In the German quarter, where the breweries were, he overheard people arguing about the tenth penny, whether foreigners had to pay it, whether Alva had the right to levy it on them. On the door of the greatest brewery was a broadside of Orange's letter against the tax. Michael stared at it, thinking of the little boy who had brought it here. A big tow-headed German went up to the door and ripped the broadside down. Balling it up in his fist, he flung it into the gutter. Michael walked quickly away.

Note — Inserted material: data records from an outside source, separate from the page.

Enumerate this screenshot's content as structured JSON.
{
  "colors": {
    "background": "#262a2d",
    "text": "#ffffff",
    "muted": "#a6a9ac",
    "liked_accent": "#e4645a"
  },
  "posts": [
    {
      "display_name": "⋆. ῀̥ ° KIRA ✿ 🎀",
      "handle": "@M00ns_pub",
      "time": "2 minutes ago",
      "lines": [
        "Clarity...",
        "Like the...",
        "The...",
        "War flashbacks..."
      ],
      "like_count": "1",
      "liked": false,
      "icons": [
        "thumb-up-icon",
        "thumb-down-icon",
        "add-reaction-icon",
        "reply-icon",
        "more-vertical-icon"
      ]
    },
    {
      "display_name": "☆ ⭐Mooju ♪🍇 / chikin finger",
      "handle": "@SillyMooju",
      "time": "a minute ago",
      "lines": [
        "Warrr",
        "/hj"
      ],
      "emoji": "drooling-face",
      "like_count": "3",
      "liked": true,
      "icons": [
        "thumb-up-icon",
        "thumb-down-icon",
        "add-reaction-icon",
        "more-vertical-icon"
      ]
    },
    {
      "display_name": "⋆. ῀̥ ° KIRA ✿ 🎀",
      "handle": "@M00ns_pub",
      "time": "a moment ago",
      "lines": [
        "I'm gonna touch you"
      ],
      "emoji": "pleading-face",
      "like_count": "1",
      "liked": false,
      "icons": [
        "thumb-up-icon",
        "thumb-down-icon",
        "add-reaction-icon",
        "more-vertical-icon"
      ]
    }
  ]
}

He crossed the Grand Place again, no longer empty. All across the wide cobbled square, men were unloading lumber from wagons, and hammers were beating nails into wood. The ringing of the hammers echoed off the high fronts of the buildings, with their extravagant gilt decoration, their multitudes of windows that glared back the sunlight. Michael walked through the midst of the rising structures in the Place; he refused to think about them, standing like a new city all around him. As he reached the far side of the square, the clamoring rhythms of the hammers approached each other, met for a few strokes of accidental unity, and diverged again on their separate courses. Michael plunged down a side street, looking for Hanneke.

At noon Michael still had not come back. His mother swore under her breath, using a favorite oath of her husband's, and pulled shut the shop door. There were three little and two big loaves left on the racks and she piled them on a tray and took them into the back, to have for dinner when Michael finally did come home.